LTE leidet noch unter Schluckauf

21.11.2012
Von 
Jürgen Hill ist Chefreporter Future Technologies bei der COMPUTERWOCHE. Thematisch befasst sich der studierte Diplom-Journalist und Informatiker derzeit mit aktuellen IT-Trendthemen wie KI, Quantencomputing, Digital Twins, IoT, Digitalisierung etc. Zudem verfügt er über einen langjährigen Background im Bereich Communications mit all seinen Facetten (TK, Mobile, LAN, WAN). 
LTE professionell nutzen? Im November 2012 fällt es schwer, eine Entscheidung zu treffen. Praxisversuche mit der Technik förderten sowohl positive als auch negative Überraschungen zutage.
Hohe Ziele: Vor den Ballungsgebieten müssen erst die weißen Flecken mit LTE versorgt werden.
Hohe Ziele: Vor den Ballungsgebieten müssen erst die weißen Flecken mit LTE versorgt werden.
Foto: Telekom

Als die UMTS-Frequenzen im Jahr 2000 für rund 51 Milliarden Euro in Deutschland versteigert wurden, waren die Erwartungen hoch: Mit den Mobilfunknetzen der dritten Generation (3G) sollte endlich die schnelle mobile Datenübertragung Einzug halten. Noch größer war in der Folge aber die Enttäuschung: Hohe Latenzzeiten und je nach Auslastung der Funkzellen stark schwankende Übertragungsraten machten das Arbeiten mit remoten Anwendungen zur Qual.
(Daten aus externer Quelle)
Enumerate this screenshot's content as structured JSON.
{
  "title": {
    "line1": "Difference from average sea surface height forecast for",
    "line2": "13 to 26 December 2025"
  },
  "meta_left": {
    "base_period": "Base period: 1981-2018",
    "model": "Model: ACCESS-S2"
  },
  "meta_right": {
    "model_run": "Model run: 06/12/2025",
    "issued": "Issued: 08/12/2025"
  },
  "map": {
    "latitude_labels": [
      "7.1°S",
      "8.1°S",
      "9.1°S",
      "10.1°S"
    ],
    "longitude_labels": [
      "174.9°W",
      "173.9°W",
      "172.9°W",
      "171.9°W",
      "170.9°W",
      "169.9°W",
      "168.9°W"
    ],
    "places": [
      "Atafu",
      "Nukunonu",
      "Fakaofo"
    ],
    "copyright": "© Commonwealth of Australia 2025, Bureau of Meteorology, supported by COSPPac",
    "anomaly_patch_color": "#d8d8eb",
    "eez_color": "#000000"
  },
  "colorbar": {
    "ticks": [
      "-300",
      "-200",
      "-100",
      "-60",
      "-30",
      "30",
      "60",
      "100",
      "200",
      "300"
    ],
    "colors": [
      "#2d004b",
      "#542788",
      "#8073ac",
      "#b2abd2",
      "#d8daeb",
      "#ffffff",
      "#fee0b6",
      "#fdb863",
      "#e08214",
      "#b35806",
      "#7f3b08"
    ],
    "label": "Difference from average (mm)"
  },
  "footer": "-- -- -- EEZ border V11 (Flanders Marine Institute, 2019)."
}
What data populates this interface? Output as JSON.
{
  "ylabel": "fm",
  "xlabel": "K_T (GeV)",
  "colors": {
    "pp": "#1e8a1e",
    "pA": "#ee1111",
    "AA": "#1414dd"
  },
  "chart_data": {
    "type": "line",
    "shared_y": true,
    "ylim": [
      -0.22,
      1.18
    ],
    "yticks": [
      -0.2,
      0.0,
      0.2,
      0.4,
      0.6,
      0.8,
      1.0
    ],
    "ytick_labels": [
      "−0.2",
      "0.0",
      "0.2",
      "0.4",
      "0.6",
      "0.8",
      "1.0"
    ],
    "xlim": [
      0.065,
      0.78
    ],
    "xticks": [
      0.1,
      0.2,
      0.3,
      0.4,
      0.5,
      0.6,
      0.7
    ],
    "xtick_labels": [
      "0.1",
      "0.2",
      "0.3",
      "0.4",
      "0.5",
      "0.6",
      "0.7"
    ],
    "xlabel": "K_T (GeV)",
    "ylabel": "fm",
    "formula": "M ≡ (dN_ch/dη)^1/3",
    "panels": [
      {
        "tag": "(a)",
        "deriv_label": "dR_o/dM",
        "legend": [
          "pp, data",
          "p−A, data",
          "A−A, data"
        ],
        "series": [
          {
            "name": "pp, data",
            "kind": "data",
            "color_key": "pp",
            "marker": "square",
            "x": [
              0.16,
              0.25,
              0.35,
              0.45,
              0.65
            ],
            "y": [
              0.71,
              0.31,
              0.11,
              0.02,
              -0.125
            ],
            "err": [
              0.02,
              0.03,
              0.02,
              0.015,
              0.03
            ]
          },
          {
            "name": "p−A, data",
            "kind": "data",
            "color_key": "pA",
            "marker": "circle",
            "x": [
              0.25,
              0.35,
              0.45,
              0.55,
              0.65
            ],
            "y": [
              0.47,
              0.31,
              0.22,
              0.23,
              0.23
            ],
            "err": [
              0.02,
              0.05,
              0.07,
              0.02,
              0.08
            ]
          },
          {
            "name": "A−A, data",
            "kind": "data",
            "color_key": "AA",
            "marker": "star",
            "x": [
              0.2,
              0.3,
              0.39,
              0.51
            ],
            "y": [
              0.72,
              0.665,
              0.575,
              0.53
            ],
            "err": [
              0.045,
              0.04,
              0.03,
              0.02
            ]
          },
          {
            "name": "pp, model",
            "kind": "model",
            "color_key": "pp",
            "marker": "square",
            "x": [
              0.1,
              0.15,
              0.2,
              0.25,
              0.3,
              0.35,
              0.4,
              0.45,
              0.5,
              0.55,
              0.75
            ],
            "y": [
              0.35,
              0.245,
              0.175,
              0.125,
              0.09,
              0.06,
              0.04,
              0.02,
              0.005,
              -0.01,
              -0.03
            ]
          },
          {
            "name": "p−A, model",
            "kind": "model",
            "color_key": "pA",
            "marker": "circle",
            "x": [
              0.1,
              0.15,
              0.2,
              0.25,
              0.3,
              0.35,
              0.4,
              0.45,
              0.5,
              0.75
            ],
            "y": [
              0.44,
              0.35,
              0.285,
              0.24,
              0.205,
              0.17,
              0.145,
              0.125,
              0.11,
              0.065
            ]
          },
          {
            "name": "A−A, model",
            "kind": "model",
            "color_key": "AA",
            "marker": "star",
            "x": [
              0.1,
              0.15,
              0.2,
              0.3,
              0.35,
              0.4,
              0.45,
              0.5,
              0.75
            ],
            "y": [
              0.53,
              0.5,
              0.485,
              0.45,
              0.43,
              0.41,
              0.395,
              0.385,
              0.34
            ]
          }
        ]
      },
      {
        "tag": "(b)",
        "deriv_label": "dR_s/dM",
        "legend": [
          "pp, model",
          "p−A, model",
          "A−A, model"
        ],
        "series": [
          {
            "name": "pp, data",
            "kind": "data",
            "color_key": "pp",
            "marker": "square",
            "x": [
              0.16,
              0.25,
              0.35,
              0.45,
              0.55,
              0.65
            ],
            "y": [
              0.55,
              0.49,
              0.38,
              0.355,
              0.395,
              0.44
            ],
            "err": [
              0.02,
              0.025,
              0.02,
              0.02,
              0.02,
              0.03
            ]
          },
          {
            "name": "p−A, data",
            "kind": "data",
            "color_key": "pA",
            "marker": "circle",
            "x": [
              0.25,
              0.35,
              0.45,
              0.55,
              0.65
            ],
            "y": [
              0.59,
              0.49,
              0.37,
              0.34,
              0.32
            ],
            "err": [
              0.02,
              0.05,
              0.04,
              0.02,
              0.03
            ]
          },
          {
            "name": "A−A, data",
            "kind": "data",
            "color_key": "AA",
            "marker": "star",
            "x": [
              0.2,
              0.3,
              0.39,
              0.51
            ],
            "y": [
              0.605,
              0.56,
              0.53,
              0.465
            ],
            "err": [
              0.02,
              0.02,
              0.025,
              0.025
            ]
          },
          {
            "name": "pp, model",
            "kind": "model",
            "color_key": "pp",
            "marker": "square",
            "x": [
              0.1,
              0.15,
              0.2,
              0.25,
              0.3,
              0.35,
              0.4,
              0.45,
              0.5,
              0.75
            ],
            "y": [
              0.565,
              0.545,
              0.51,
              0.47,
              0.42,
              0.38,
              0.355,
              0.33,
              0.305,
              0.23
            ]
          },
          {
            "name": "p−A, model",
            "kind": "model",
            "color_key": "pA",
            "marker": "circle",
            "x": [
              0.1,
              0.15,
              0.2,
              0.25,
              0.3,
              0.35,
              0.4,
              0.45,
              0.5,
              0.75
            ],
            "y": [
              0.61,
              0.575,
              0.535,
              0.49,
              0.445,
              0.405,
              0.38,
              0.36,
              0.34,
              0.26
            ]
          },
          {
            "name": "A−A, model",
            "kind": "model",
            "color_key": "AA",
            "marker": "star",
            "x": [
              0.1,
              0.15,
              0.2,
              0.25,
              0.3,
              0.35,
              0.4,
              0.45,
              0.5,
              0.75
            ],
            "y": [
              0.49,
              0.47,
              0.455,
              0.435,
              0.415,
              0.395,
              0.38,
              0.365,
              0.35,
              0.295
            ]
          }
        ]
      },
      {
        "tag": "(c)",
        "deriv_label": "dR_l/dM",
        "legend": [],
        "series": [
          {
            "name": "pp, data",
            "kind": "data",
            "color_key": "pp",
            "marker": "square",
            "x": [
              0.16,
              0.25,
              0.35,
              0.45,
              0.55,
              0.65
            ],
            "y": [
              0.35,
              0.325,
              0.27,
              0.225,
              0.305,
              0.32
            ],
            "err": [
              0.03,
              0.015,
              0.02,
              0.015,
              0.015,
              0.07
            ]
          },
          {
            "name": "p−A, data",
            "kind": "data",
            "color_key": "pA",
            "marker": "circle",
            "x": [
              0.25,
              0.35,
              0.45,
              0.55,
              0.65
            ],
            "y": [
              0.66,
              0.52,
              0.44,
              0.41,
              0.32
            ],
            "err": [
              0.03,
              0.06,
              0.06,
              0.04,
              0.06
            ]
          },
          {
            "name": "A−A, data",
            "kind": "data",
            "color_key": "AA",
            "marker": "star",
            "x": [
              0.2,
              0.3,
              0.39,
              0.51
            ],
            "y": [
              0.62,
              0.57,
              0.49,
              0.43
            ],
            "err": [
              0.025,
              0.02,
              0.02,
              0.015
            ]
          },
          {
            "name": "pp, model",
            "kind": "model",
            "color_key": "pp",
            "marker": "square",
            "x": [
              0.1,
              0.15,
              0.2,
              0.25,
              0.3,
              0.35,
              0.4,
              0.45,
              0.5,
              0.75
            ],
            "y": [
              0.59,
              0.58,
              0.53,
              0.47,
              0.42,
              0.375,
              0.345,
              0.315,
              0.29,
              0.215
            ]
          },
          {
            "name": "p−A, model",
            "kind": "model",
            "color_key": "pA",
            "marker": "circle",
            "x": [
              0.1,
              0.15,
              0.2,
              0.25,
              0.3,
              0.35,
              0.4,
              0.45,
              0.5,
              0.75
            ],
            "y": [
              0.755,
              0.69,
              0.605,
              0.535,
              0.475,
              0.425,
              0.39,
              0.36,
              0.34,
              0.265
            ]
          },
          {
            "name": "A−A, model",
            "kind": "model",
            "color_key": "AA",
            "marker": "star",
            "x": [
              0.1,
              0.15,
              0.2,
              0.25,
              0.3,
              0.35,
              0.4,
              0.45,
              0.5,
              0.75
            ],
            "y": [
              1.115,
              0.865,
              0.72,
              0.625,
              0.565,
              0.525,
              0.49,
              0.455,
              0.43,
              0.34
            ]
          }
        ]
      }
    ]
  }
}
Abhilfe verspricht nun die vierte Mobilfunkgeneration (4G), auch als Long Term Evolution (LTE) bekannt. Wir folgen hier der im Sprachgebrauch allgemein üblichen Bezeichnung von LTE als 4G, auch wenn in akademischen Kreisen LTE lediglich als Mobilfunktechnik der Generation 3.9 (3.9G) bezeichnet wird. Geringe Latenzzeiten sollen Anwendungen wie VoIP, IP-Video, schnelle Online-Spiele und Echtzeitanwendungen ermöglichen. Und mit Spitzenraten von bis zu 100 Mbit/s sind große Datenmengen angeblich auch kein Problem mehr. Mit der Weiterentwicklung LTE Advanced sollen gar Datenraten von bis zu 1 Gbit/s realisiert werden. Euphorisch feiert die TK-Industrie LTE bereits als Ersatztechnik für den klassischen Kupferanschluss und fragt, ob kostspielige Investitionen in den Glasfaserausbau überhaupt noch erforderlich seien.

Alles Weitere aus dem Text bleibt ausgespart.